Hepburn ha saputo con maestria e professionalità dare voce alla dicotomia insita nella donna a cavallo tra i due decenni: da un lato la rigida adesione agli schemi sociali femminili di quegli anni e dall’altro il desiderio di evasione, di assaporare la libertà e di trovare la propria indipendenza. È infatti nei film della maturità che le personagge di Hepburn cambiano, così come cambia la sua interpretazione, dando così voce ai nuovi cambiamenti sociali in materia di identità di genere: l’innocenza lascia spazio ad una sempre più crescente consapevolezza della propria identità. Gli anni ’60 consacrano l’avvio del cinema moderno e di una moderna identità femminile con “Colazione da Tiffany” (1961), film in cui Hepburn, tramite l’interpretazione di Holly, riesce con grande professionalità a dar voce alla “rabbia, incertezza, speranza” (p.50) di quegli anni. Holly non è più donna-bambina, ma donna consapevole e autodeterminata: lascia il marito, vive da sola, è sessualmente libera, una vera rivoluzione sociale e cinematografica. È una donna alla costante ricerca della sua identità, che per lei non si realizza unicamente con l’amore di un uomo. Il suo gatto non ha un nome, la sua casa è in subbuglio, come se da un giorno all’altro dovesse tenersi pronta a fare le valigie e ricominciare altrove. E probabilmente non è un caso che l’illustrazione di copertina riproduca la scena memorabile di “Colazione da Tiffany” in cui Holly, con la mascherina da notte, apre la porta al vicino di casa che ha necessità di usare il telefono: tappi per le orecchie a forma di orecchini, telefono nella valigia, scarpe in frigorifero, e la confessione della ricerca di un posto che non sa ancora com’è, ma sa che c’è. La sua maturità artistica si sviluppa ancora in “Quelle due” (1961), film nel quale viene, seppur implicitamente, scardinato il tabù dell’amore tra donne.

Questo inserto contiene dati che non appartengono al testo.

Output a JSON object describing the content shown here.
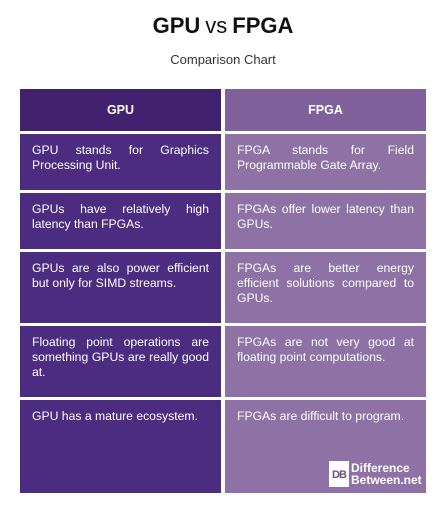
{
  "title": {
    "left": "GPU",
    "vs": "vs",
    "right": "FPGA"
  },
  "subtitle": "Comparison Chart",
  "table": {
    "headers": [
      "GPU",
      "FPGA"
    ],
    "rows": [
      [
        "GPU stands for Graphics Processing Unit.",
        "FPGA stands for Field Programmable Gate Array."
      ],
      [
        "GPUs have relatively high latency than FPGAs.",
        "FPGAs offer lower latency than GPUs."
      ],
      [
        "GPUs are also power efficient but only for SIMD streams.",
        "FPGAs are better energy efficient solutions compared to GPUs."
      ],
      [
        "Floating point operations are something GPUs are really good at.",
        "FPGAs are not very good at floating point computations."
      ],
      [
        "GPU has a mature ecosystem.",
        "FPGAs are difficult to program."
      ]
    ]
  },
  "logo": {
    "mark": "DB",
    "line1": "Difference",
    "line2": "Between.net"
  }
}
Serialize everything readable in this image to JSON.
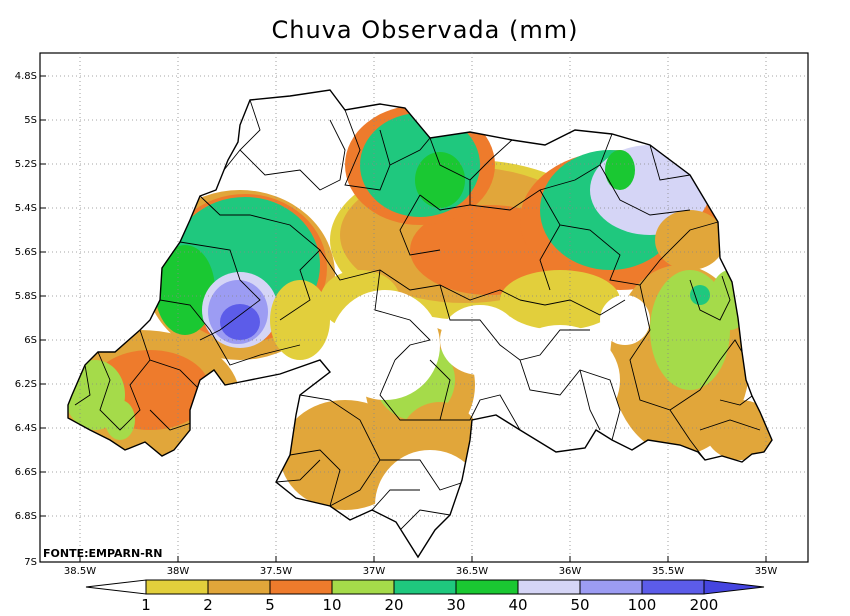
{
  "title": "Chuva Observada (mm)",
  "source": "FONTE:EMPARN-RN",
  "y_ticks": [
    "4.8S",
    "5S",
    "5.2S",
    "5.4S",
    "5.6S",
    "5.8S",
    "6S",
    "6.2S",
    "6.4S",
    "6.6S",
    "6.8S",
    "7S"
  ],
  "x_ticks": [
    "38.5W",
    "38W",
    "37.5W",
    "37W",
    "36.5W",
    "36W",
    "35.5W",
    "35W"
  ],
  "legend": {
    "labels": [
      "1",
      "2",
      "5",
      "10",
      "20",
      "30",
      "40",
      "50",
      "100",
      "200"
    ],
    "colors": [
      "#ffffff",
      "#e2cf3c",
      "#e1a63a",
      "#ee7b2c",
      "#a5db4a",
      "#1fc87e",
      "#1ac832",
      "#d5d5f6",
      "#9c9cf3",
      "#5c5ce9",
      "#4545e0"
    ]
  }
}
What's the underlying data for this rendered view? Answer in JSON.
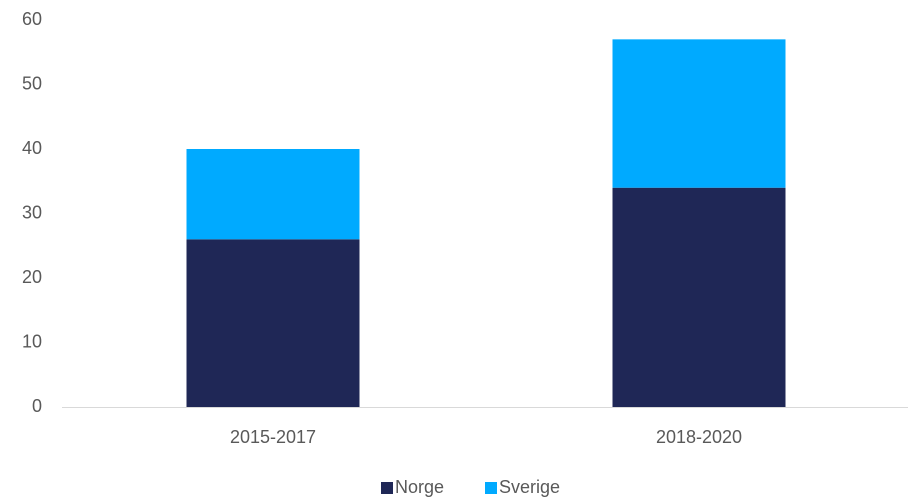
{
  "chart_data": {
    "type": "stacked_bar",
    "categories": [
      "2015-2017",
      "2018-2020"
    ],
    "series": [
      {
        "name": "Norge",
        "color": "#1f2756",
        "values": [
          26,
          34
        ]
      },
      {
        "name": "Sverige",
        "color": "#00aaff",
        "values": [
          14,
          23
        ]
      }
    ],
    "ylim": [
      0,
      60
    ],
    "yticks": [
      0,
      10,
      20,
      30,
      40,
      50,
      60
    ],
    "grid": false,
    "legend": "bottom"
  }
}
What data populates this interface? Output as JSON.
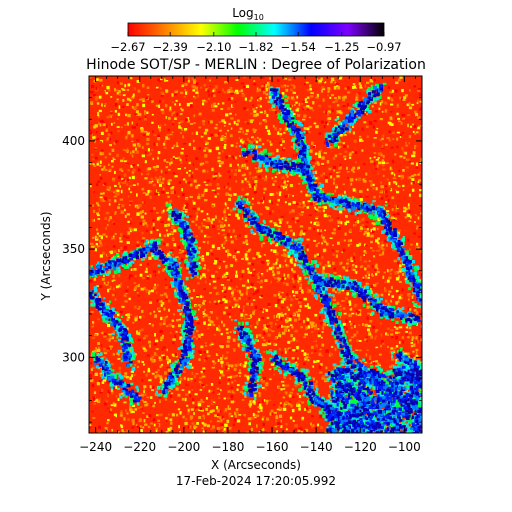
{
  "chart_data": {
    "type": "heatmap",
    "title": "Hinode SOT/SP - MERLIN : Degree of Polarization",
    "xlabel": "X (Arcseconds)",
    "ylabel": "Y (Arcseconds)",
    "xlim": [
      -243,
      -92
    ],
    "ylim": [
      265,
      430
    ],
    "x_ticks": [
      -240,
      -220,
      -200,
      -180,
      -160,
      -140,
      -120,
      -100
    ],
    "x_tick_labels": [
      "−240",
      "−220",
      "−200",
      "−180",
      "−160",
      "−140",
      "−120",
      "−100"
    ],
    "y_ticks": [
      300,
      350,
      400
    ],
    "y_tick_labels": [
      "300",
      "350",
      "400"
    ],
    "colorbar": {
      "label_main": "Log",
      "label_sub": "10",
      "min": -2.67,
      "max": -0.97,
      "ticks": [
        -2.67,
        -2.39,
        -2.1,
        -1.82,
        -1.54,
        -1.25,
        -0.97
      ],
      "tick_labels": [
        "−2.67",
        "−2.39",
        "−2.10",
        "−1.82",
        "−1.54",
        "−1.25",
        "−0.97"
      ],
      "colormap": [
        "#ff0000",
        "#ff7f00",
        "#ffff00",
        "#00ff00",
        "#00ffff",
        "#0000ff",
        "#7f00ff",
        "#000000"
      ]
    },
    "timestamp": "17-Feb-2024 17:20:05.992"
  }
}
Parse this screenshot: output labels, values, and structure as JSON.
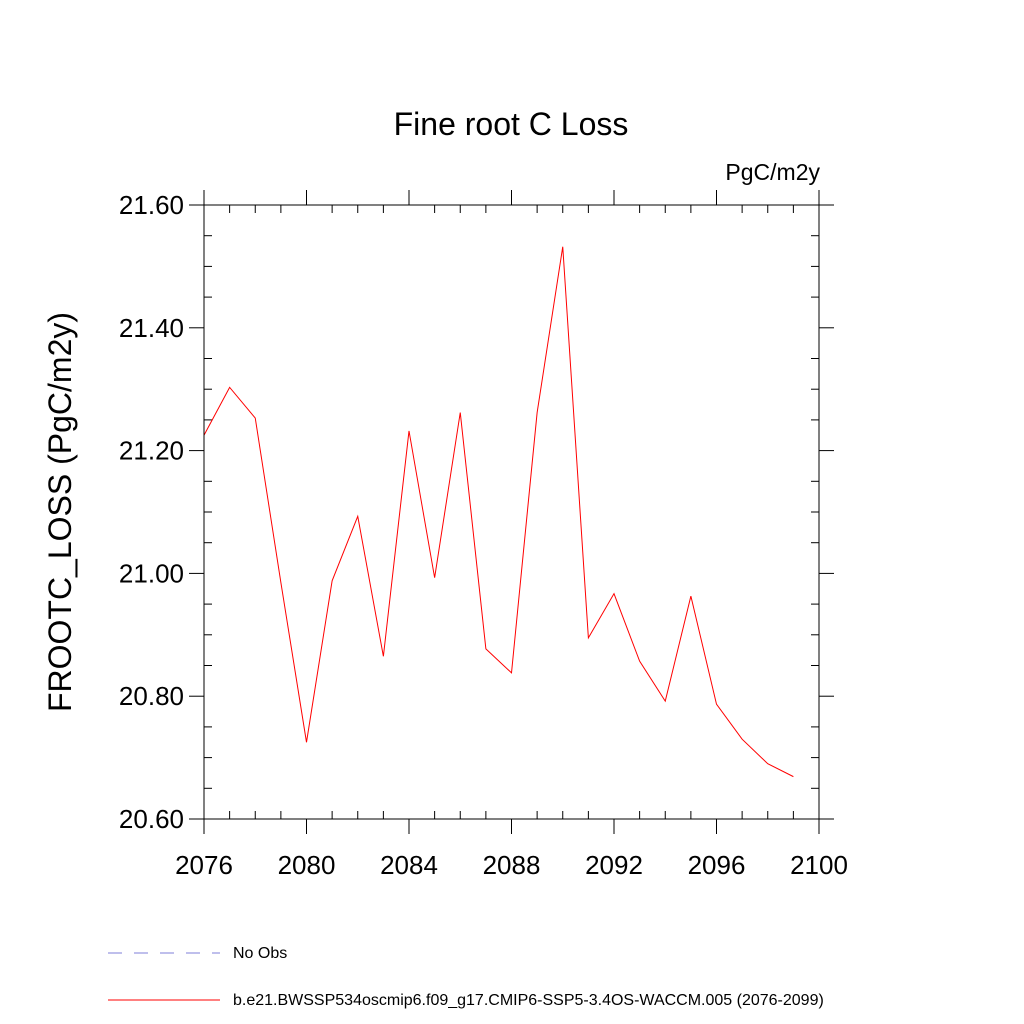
{
  "chart_data": {
    "type": "line",
    "title": "Fine root C Loss",
    "units": "PgC/m2y",
    "xlabel": "",
    "ylabel": "FROOTC_LOSS  (PgC/m2y)",
    "xlim": [
      2076,
      2100
    ],
    "ylim": [
      20.6,
      21.6
    ],
    "x_ticks": [
      2076,
      2080,
      2084,
      2088,
      2092,
      2096,
      2100
    ],
    "x_tick_labels": [
      "2076",
      "2080",
      "2084",
      "2088",
      "2092",
      "2096",
      "2100"
    ],
    "y_ticks": [
      20.6,
      20.8,
      21.0,
      21.2,
      21.4,
      21.6
    ],
    "y_tick_labels": [
      "20.60",
      "20.80",
      "21.00",
      "21.20",
      "21.40",
      "21.60"
    ],
    "x_minor_step": 1,
    "y_minor_step": 0.05,
    "grid": false,
    "legend_position": "bottom",
    "series": [
      {
        "name": "b.e21.BWSSP534oscmip6.f09_g17.CMIP6-SSP5-3.4OS-WACCM.005 (2076-2099)",
        "color": "#ff0000",
        "style": "solid",
        "x": [
          2076,
          2077,
          2078,
          2079,
          2080,
          2081,
          2082,
          2083,
          2084,
          2085,
          2086,
          2087,
          2088,
          2089,
          2090,
          2091,
          2092,
          2093,
          2094,
          2095,
          2096,
          2097,
          2098,
          2099
        ],
        "values": [
          21.225,
          21.303,
          21.253,
          20.985,
          20.725,
          20.988,
          21.093,
          20.865,
          21.232,
          20.993,
          21.262,
          20.877,
          20.838,
          21.262,
          21.532,
          20.895,
          20.967,
          20.857,
          20.792,
          20.963,
          20.787,
          20.73,
          20.69,
          20.669
        ]
      }
    ],
    "legend": [
      {
        "label": "No Obs",
        "color": "#7f7fd8",
        "style": "dashed"
      },
      {
        "label": "b.e21.BWSSP534oscmip6.f09_g17.CMIP6-SSP5-3.4OS-WACCM.005 (2076-2099)",
        "color": "#ff0000",
        "style": "solid"
      }
    ]
  }
}
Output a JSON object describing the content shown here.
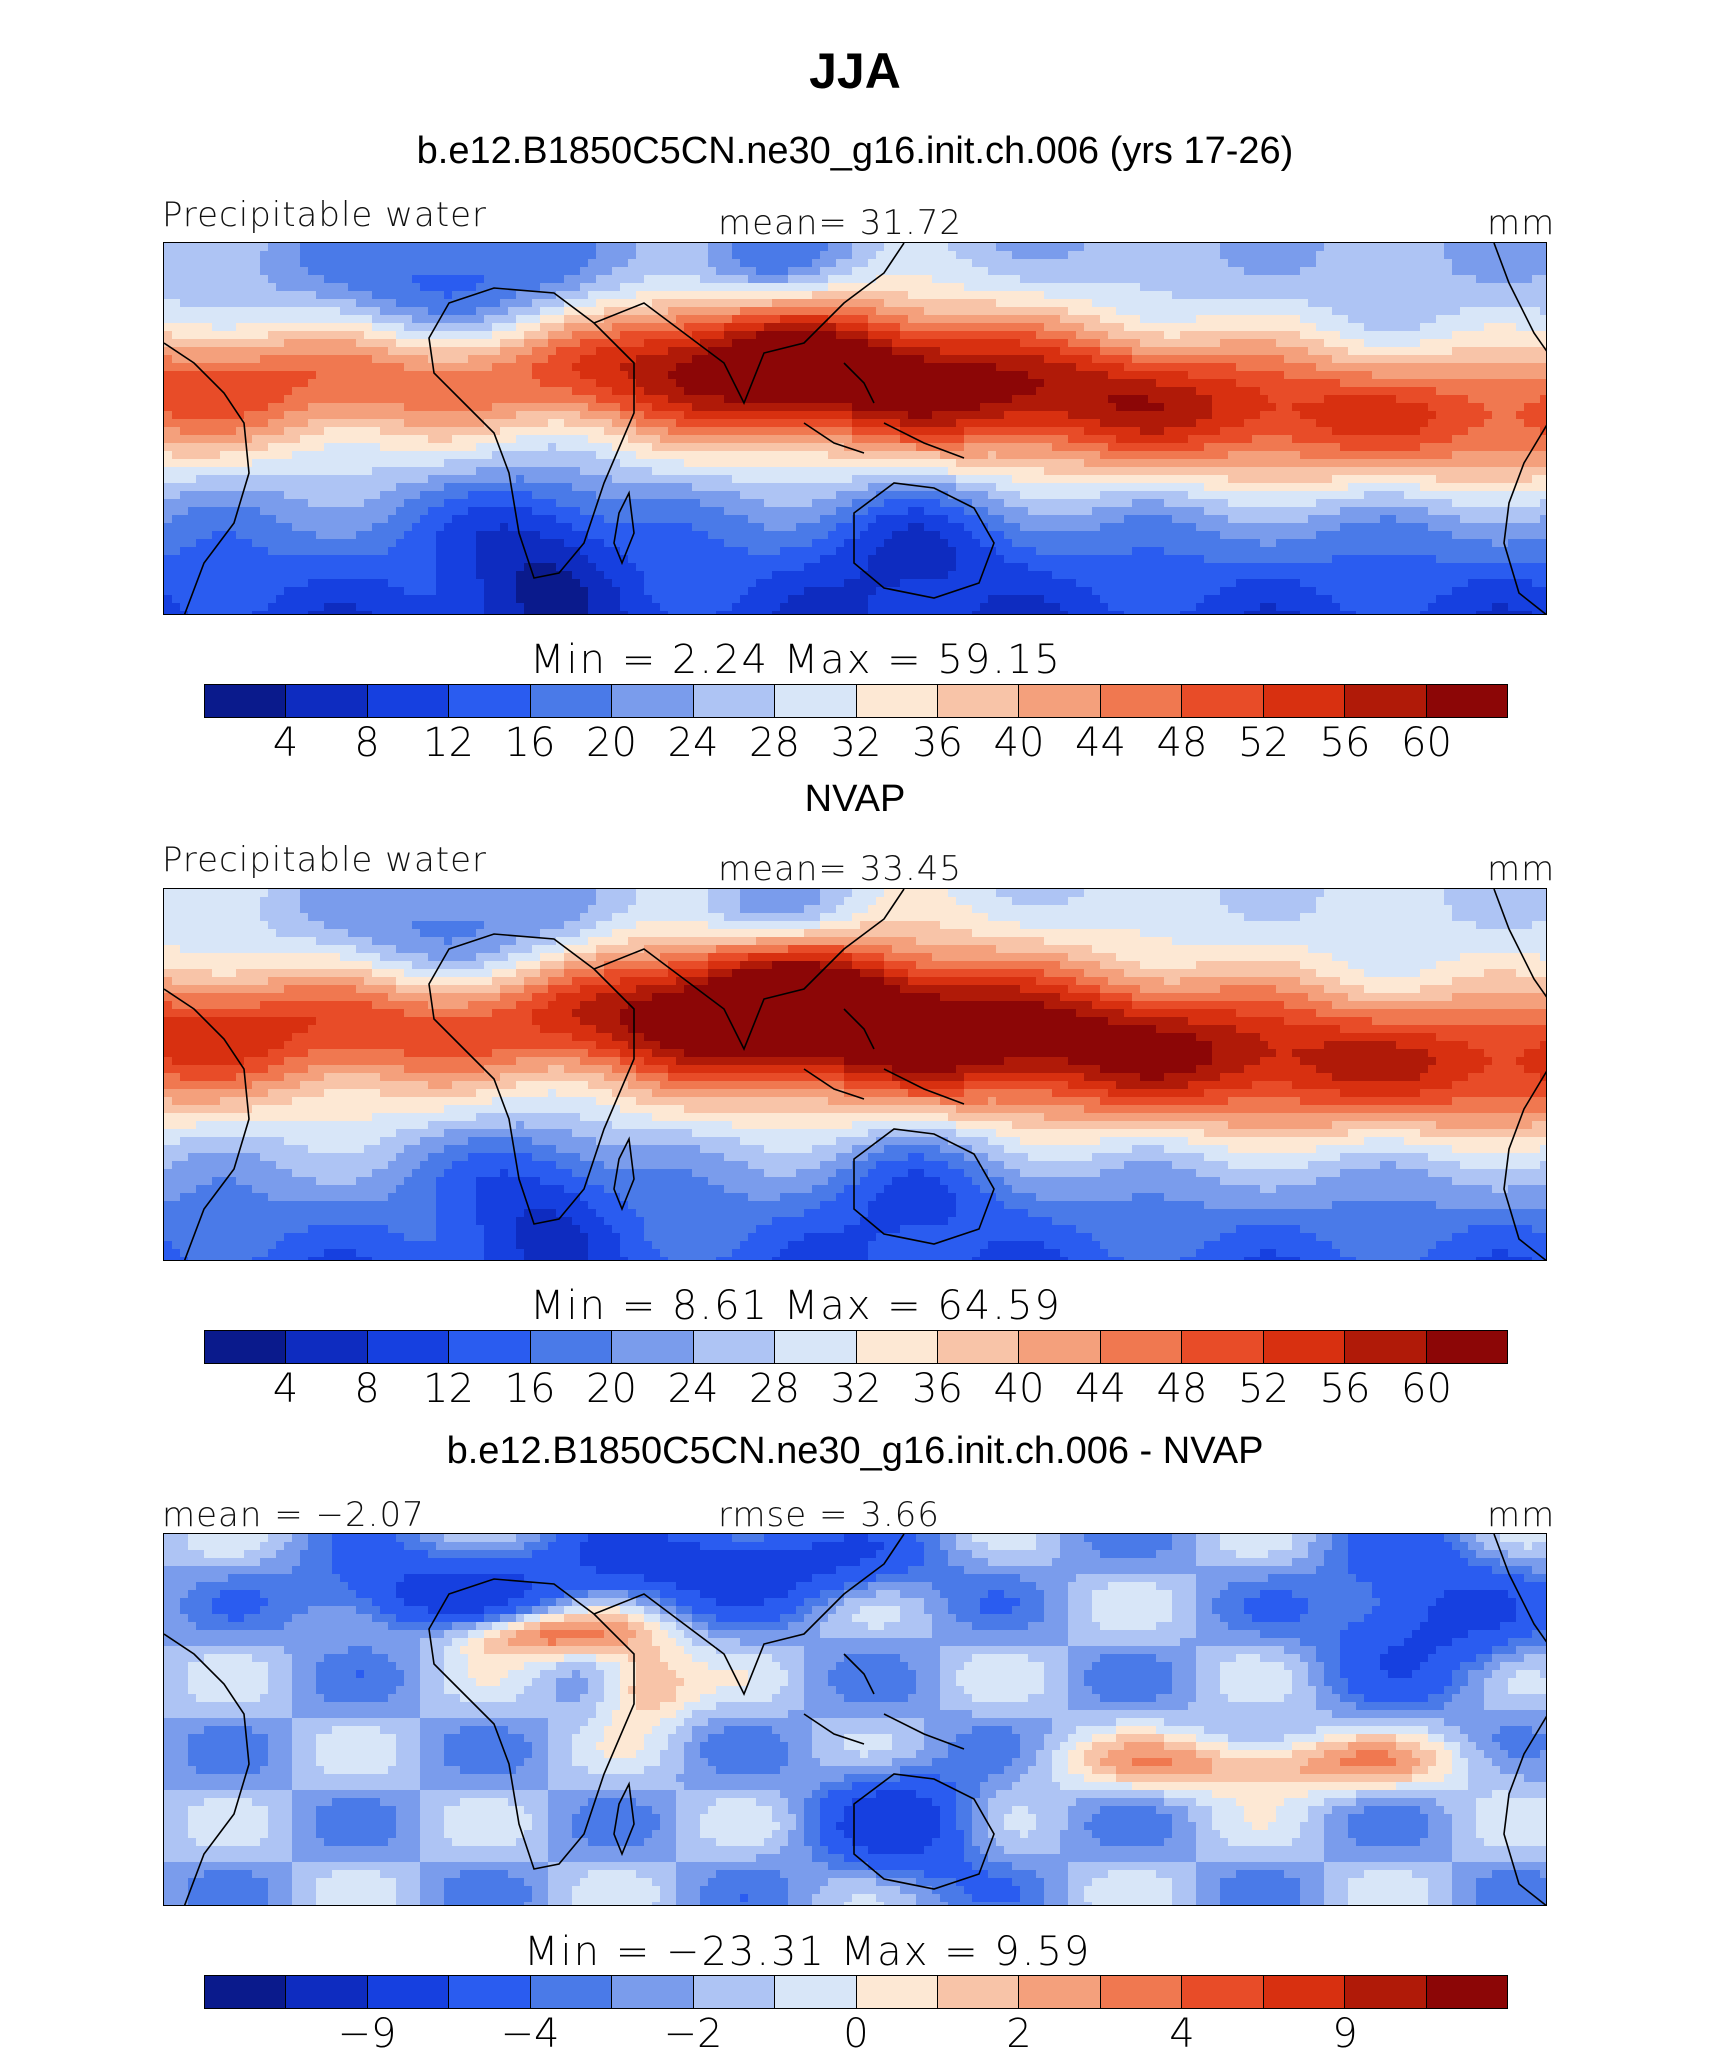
{
  "title": "JJA",
  "colors": [
    "#0a1a8c",
    "#0e2cc0",
    "#1640e0",
    "#2a5cf0",
    "#4a7ae8",
    "#7a9cec",
    "#aec4f4",
    "#d8e6f8",
    "#fde8d4",
    "#f8c4a8",
    "#f4a07c",
    "#f07850",
    "#e84c28",
    "#d83010",
    "#b01a08",
    "#8c0606"
  ],
  "panels": [
    {
      "subtitle": "b.e12.B1850C5CN.ne30_g16.init.ch.006 (yrs 17-26)",
      "left_label": "Precipitable water",
      "center_label": "mean=   31.72",
      "units": "mm",
      "minmax": "Min  =     2.24  Max  =    59.15",
      "ticks": [
        "4",
        "8",
        "12",
        "16",
        "20",
        "24",
        "28",
        "32",
        "36",
        "40",
        "44",
        "48",
        "52",
        "56",
        "60"
      ],
      "field": "model"
    },
    {
      "subtitle": "NVAP",
      "left_label": "Precipitable water",
      "center_label": "mean=   33.45",
      "units": "mm",
      "minmax": "Min  =     8.61  Max  =    64.59",
      "ticks": [
        "4",
        "8",
        "12",
        "16",
        "20",
        "24",
        "28",
        "32",
        "36",
        "40",
        "44",
        "48",
        "52",
        "56",
        "60"
      ],
      "field": "obs"
    },
    {
      "subtitle": "b.e12.B1850C5CN.ne30_g16.init.ch.006 - NVAP",
      "left_label": "mean =   −2.07",
      "center_label": "rmse =     3.66",
      "units": "mm",
      "minmax": "Min  = −23.31  Max  =     9.59",
      "ticks": [
        "−9",
        "−4",
        "−2",
        "0",
        "2",
        "4",
        "9"
      ],
      "field": "diff"
    }
  ]
}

Hepburn regalerà inoltre la sua immagine al fumetto “Julia – Le avventure di una criminologa”, di Giancarlo Berardi, per la prima volta pubblicato nel 1998. È emblematico e di grande impatto sociale per quegli anni vedere una donna in veste di detective. Hepburn ha dato un nuovo volto al cinema moderno e non è stata solo icona della moda, ma anche ambasciatrice Unicef. Non solo donna esile e graziosa, ma anche e soprattutto grande e umile professionista. Questo è il ritratto di Hepburn che Lamesta Krebel ci offre: quello di una Diva che non è mai apparsa sui tabloid e che ha protetto la sua vita privata (in questo senso definita dall’autrice “Antidiva”). Un’attrice che ha svolto il suo lavoro in maniera autentica e responsabile. Una donna dal passato difficile caratterizzato dall’esperienza della Seconda Guerra Mondiale e delle sue privazioni e dall’abbandono da parte del padre. L’intervista inedita al Prof. Andrea Dotti, secondo marito dell’attrice, completa la ricerca di Lamesta Krebel sulla donna e sulla professionista che Hepburn è stata.

Resta con lei un’immagine del femminile che non passa di moda. Ad Audrey Hepburn va così il merito di aver preannunciato la nascita di una nuova identità di genere facendosi portavoce di un moderno essere donna tramite l’interpretazione di personagge mai scontate, mai banali, modelle fatte di “sangue e cervello” e all’autrice va il merito di averle minuziosamente e sapientemente descritte.